Tag Archive | "Hyundai Assurance"

Trade-In Protection: A Product Everyone Can Relate To


I remember walking into dealerships in 1988 with our first GAP program and thinking the sale would be a slam-dunk. To my surprise, dealers told me that while they liked the product, they did not want their F&I departments scaring customers about negative equity. Today, times are clearly different. GAP has become one of the top products offered and accepted by customers nationwide.

Unfortunately, with the recent financial crisis, everyone intimately knows about negative equity. It is on the news almost every night, and many of our customers have experienced it first hand on their homes, cars or anything they have financed. While GAP provides a stated benefit for negative equity in the event of a total loss, and has paid hundreds of millions of dollars in customer benefits, there have been very few, if any, programs for dealers to offer that cover negative equity when a customer needs it most: when they trade-in their vehicle.

Over the past several years, there have been a few programs introduced by manufacturers or independent providers that offer negative equity protection at trade-in time. In most cases, these programs have been provided at no cost to the customer. On a large scale, Hyundai Assurance was the first to introduce this type of program. Hyundai offered a trade-in value guarantee with the purchase of a new Hyundai. As part of the customer’s responsibility to qualify for this benefit, the customer had to perform all scheduled maintenance with a Hyundai franchise, and finance the vehicle with Hyundai Motor Finance. Hyundai’s program has clearly benefited: Hyundai Motor Co. by elevating customer loyalty to one of the highest in the industry; Hyundai dealers by driving more sales and maintenance revenues; Hyundai Finance by lowering the potential negative equity carried over on new loans; and Hyundai customers by reducing their negative equity carry-over and giving them peace of mind during the purchase process.

Hyundai Assurance was a national success story, and it got people thinking. Enter the agent-distributed trade-In protection product.

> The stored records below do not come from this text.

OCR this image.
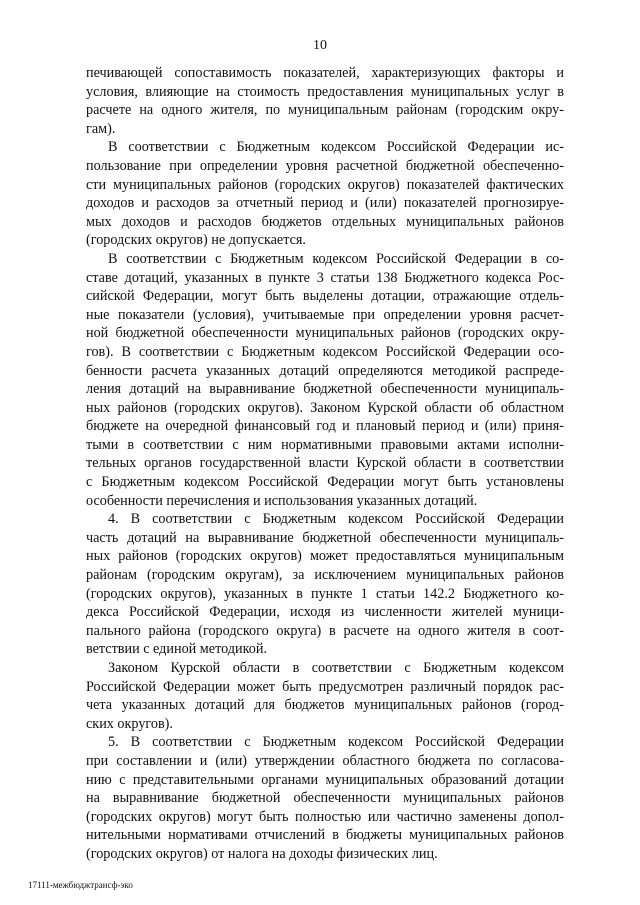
10
печивающей сопоставимость показателей, характеризующих факторы и
условия, влияющие на стоимость предоставления муниципальных услуг в
расчете на одного жителя, по муниципальным районам (городским окру-
гам).
В соответствии с Бюджетным кодексом Российской Федерации ис-
пользование при определении уровня расчетной бюджетной обеспеченно-
сти муниципальных районов (городских округов) показателей фактических
доходов и расходов за отчетный период и (или) показателей прогнозируе-
мых доходов и расходов бюджетов отдельных муниципальных районов
(городских округов) не допускается.
В соответствии с Бюджетным кодексом Российской Федерации в со-
ставе дотаций, указанных в пункте 3 статьи 138 Бюджетного кодекса Рос-
сийской Федерации, могут быть выделены дотации, отражающие отдель-
ные показатели (условия), учитываемые при определении уровня расчет-
ной бюджетной обеспеченности муниципальных районов (городских окру-
гов). В соответствии с Бюджетным кодексом Российской Федерации осо-
бенности расчета указанных дотаций определяются методикой распреде-
ления дотаций на выравнивание бюджетной обеспеченности муниципаль-
ных районов (городских округов). Законом Курской области об областном
бюджете на очередной финансовый год и плановый период и (или) приня-
тыми в соответствии с ним нормативными правовыми актами исполни-
тельных органов государственной власти Курской области в соответствии
с Бюджетным кодексом Российской Федерации могут быть установлены
особенности перечисления и использования указанных дотаций.
4. В соответствии с Бюджетным кодексом Российской Федерации
часть дотаций на выравнивание бюджетной обеспеченности муниципаль-
ных районов (городских округов) может предоставляться муниципальным
районам (городским округам), за исключением муниципальных районов
(городских округов), указанных в пункте 1 статьи 142.2 Бюджетного ко-
декса Российской Федерации, исходя из численности жителей муници-
пального района (городского округа) в расчете на одного жителя в соот-
ветствии с единой методикой.
Законом Курской области в соответствии с Бюджетным кодексом
Российской Федерации может быть предусмотрен различный порядок рас-
чета указанных дотаций для бюджетов муниципальных районов (город-
ских округов).
5. В соответствии с Бюджетным кодексом Российской Федерации
при составлении и (или) утверждении областного бюджета по согласова-
нию с представительными органами муниципальных образований дотации
на выравнивание бюджетной обеспеченности муниципальных районов
(городских округов) могут быть полностью или частично заменены допол-
нительными нормативами отчислений в бюджеты муниципальных районов
(городских округов) от налога на доходы физических лиц.
17111-межбюджтрансф-эко
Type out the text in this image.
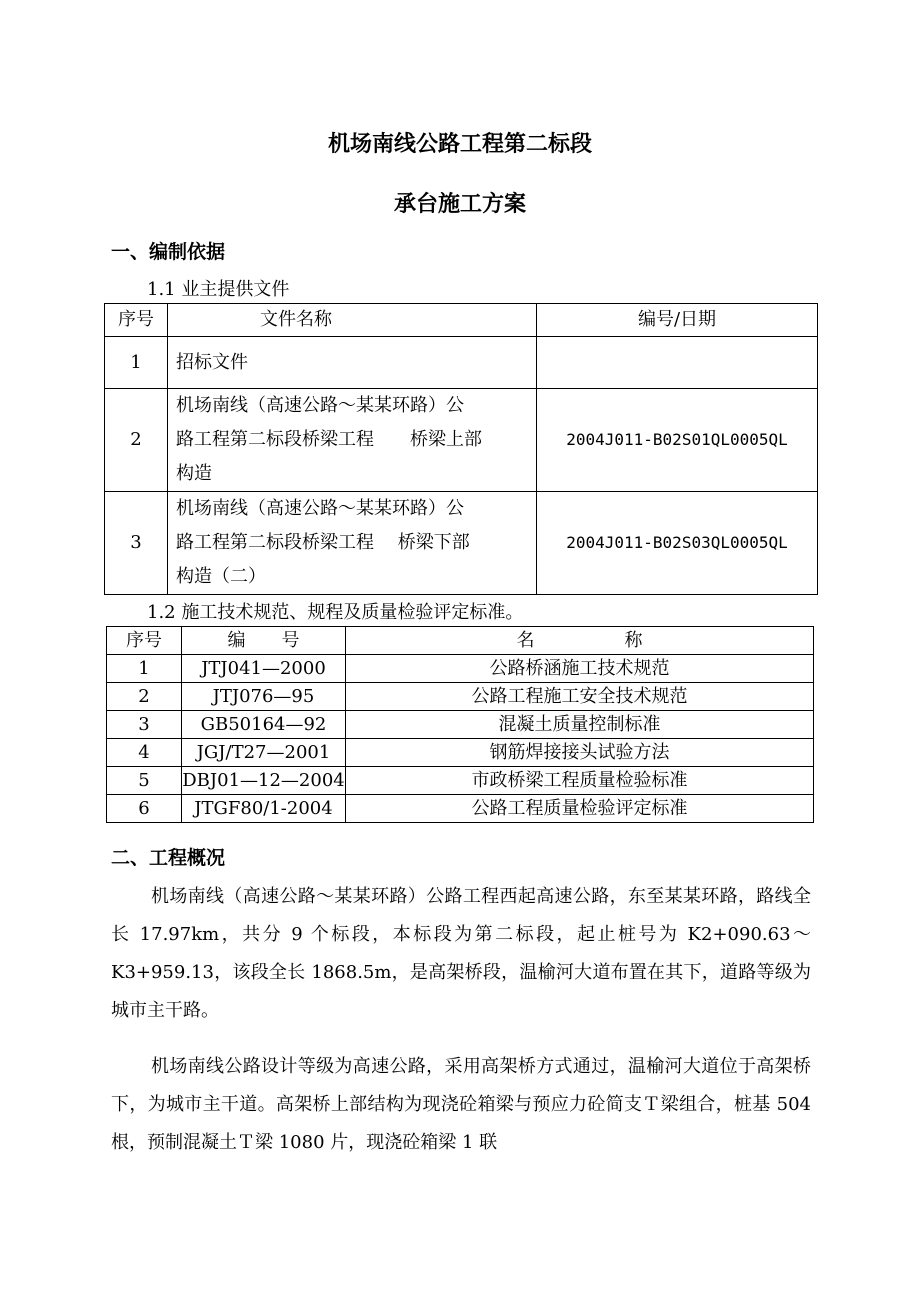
机场南线公路工程第二标段
承台施工方案
一、编制依据
1.1 业主提供文件
序号	文件名称	编号/日期
1	招标文件	
2	机场南线（高速公路～某某环路）公
路工程第二标段桥梁工程　　桥梁上部
构造	2004J011-B02S01QL0005QL
3	机场南线（高速公路～某某环路）公
路工程第二标段桥梁工程　 桥梁下部
构造（二）	2004J011-B02S03QL0005QL
1.2 施工技术规范、规程及质量检验评定标准。
序号	编　　号	名　　　　　称
1	JTJ041—2000	公路桥涵施工技术规范
2	JTJ076—95	公路工程施工安全技术规范
3	GB50164—92	混凝土质量控制标准
4	JGJ/T27—2001	钢筋焊接接头试验方法
5	DBJ01—12—2004	市政桥梁工程质量检验标准
6	JTGF80/1-2004	公路工程质量检验评定标准
二、工程概况

机场南线（高速公路～某某环路）公路工程西起高速公路，东至某某环路，路线全长 17.97km，共分 9 个标段，本标段为第二标段，起止桩号为 K2+090.63～K3+959.13，该段全长 1868.5m，是高架桥段，温榆河大道布置在其下，道路等级为城市主干路。

机场南线公路设计等级为高速公路，采用高架桥方式通过，温榆河大道位于高架桥下，为城市主干道。高架桥上部结构为现浇砼箱梁与预应力砼简支Ｔ梁组合，桩基 504 根，预制混凝土Ｔ梁 1080 片，现浇砼箱梁 1 联
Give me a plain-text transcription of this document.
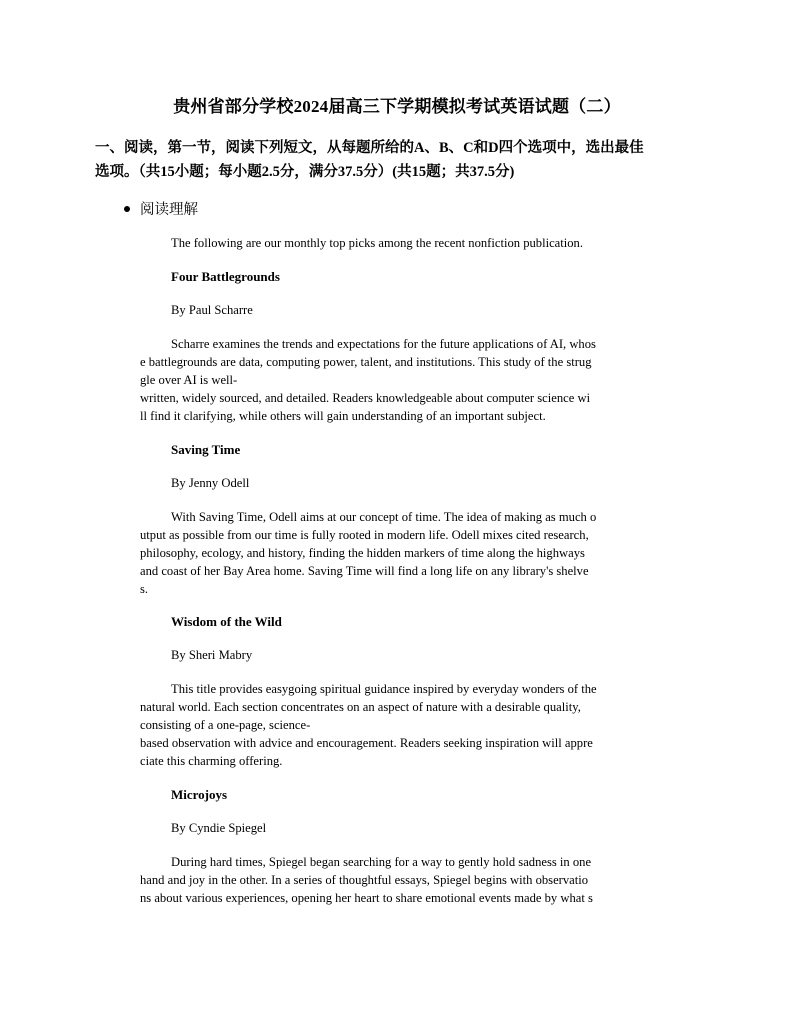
贵州省部分学校2024届高三下学期模拟考试英语试题（二）
一、阅读，第一节，阅读下列短文，从每题所给的A、B、C和D四个选项中，选出最佳
选项。（共15小题；每小题2.5分，满分37.5分）(共15题；共37.5分)
阅读理解
The following are our monthly top picks among the recent nonfiction publication.
Four Battlegrounds
By Paul Scharre
Scharre examines the trends and expectations for the future applications of AI, whos
e battlegrounds are data, computing power, talent, and institutions. This study of the strug
gle over AI is well-
written, widely sourced, and detailed. Readers knowledgeable about computer science wi
ll find it clarifying, while others will gain understanding of an important subject.
Saving Time
By Jenny Odell
With Saving Time, Odell aims at our concept of time. The idea of making as much o
utput as possible from our time is fully rooted in modern life. Odell mixes cited research,
philosophy, ecology, and history, finding the hidden markers of time along the highways
and coast of her Bay Area home. Saving Time will find a long life on any library's shelve
s.
Wisdom of the Wild
By Sheri Mabry
This title provides easygoing spiritual guidance inspired by everyday wonders of the
natural world. Each section concentrates on an aspect of nature with a desirable quality,
consisting of a one-page, science-
based observation with advice and encouragement. Readers seeking inspiration will appre
ciate this charming offering.
Microjoys
By Cyndie Spiegel
During hard times, Spiegel began searching for a way to gently hold sadness in one
hand and joy in the other. In a series of thoughtful essays, Spiegel begins with observatio
ns about various experiences, opening her heart to share emotional events made by what s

With any new F&I product introduction, there were some early adopters, but many tend to wait, and see the product-related success stories from other dealers before making the investment themselves. In the beginning, two and a half years ago, we heard the same thing over and over again. Who is selling it? How long has the program been in the market? I like it, but want to wait. While it was somewhat discouraging, it also helped me realize and reinforce something much more important: If you get in the door, no matter the outcome of the sale, you have a way to begin to build a relationship as a partner. Going back in time, GAP was the same way. While we may not have closed each dealer the first time, GAP started more relationships than any other product I had been involved with, and set our agency apart from others in the market.

Setting your agency apart from others is more important today than at any other time I can recall. While there seems to be a new program launched every year, trade-in protection is an innovative customer retention tool, providing protection against potential negative equity when the customer returns to trade-in and purchase a new vehicle at the dealership where the original purchase was made.

Different from most other F&I products, trade-in protection has been most successful as a blanket program for select dealers in a defined market, rather than a stand-alone F&I product that the customer pays for. As a blanket program, the agent must spend a substantial amount of time creating the culture, training sales consultants, sales managers and the F&I department so that they can explain the benefit properly to every customer. This allows the agent to build a relationship beyond the F&I department, which is critical in expanding other products sales.

Another critical component is an embedded loyalty marketing campaign that includes targeted customer communications designed to provide a higher level of customer engagement during the vehicle ownership period. These messages are driven not only to remind the customer of the benefit, but also to offer maintenance or other dealership specials. At its core, the trade-in protection program is a customer retention tool that can increase overall dealer profitability for years to come. All in all, this product provides unique benefits to the agent, dealer and end customer:

For the agent:

  • Helps agents stand-out from the competition.
  • Opens doors into new accounts for all products.
  • Generates additional blanket and F&I profit opportunity.
  • Creates a long-term relationship with the dealership.

For the dealer:

  • Helps dealers stand-out from the competition as a “Why Buy Here” product.
  • Increases dealership traffic, front-end and F&I profits.
  • Boosts customer retention and improves customer satisfaction levels.
  • Expedites the trade-cycle.

For the customer:

  • Builds confidence in the decision to purchase.
  • Protects against negative equity at time of trade-in.
  • Can purchase a new vehicle much sooner than before.

Once a customer buys a vehicle that includes trade-in protection, that customer has something that no other dealer can offer them when they are ready to trade-in and buy again.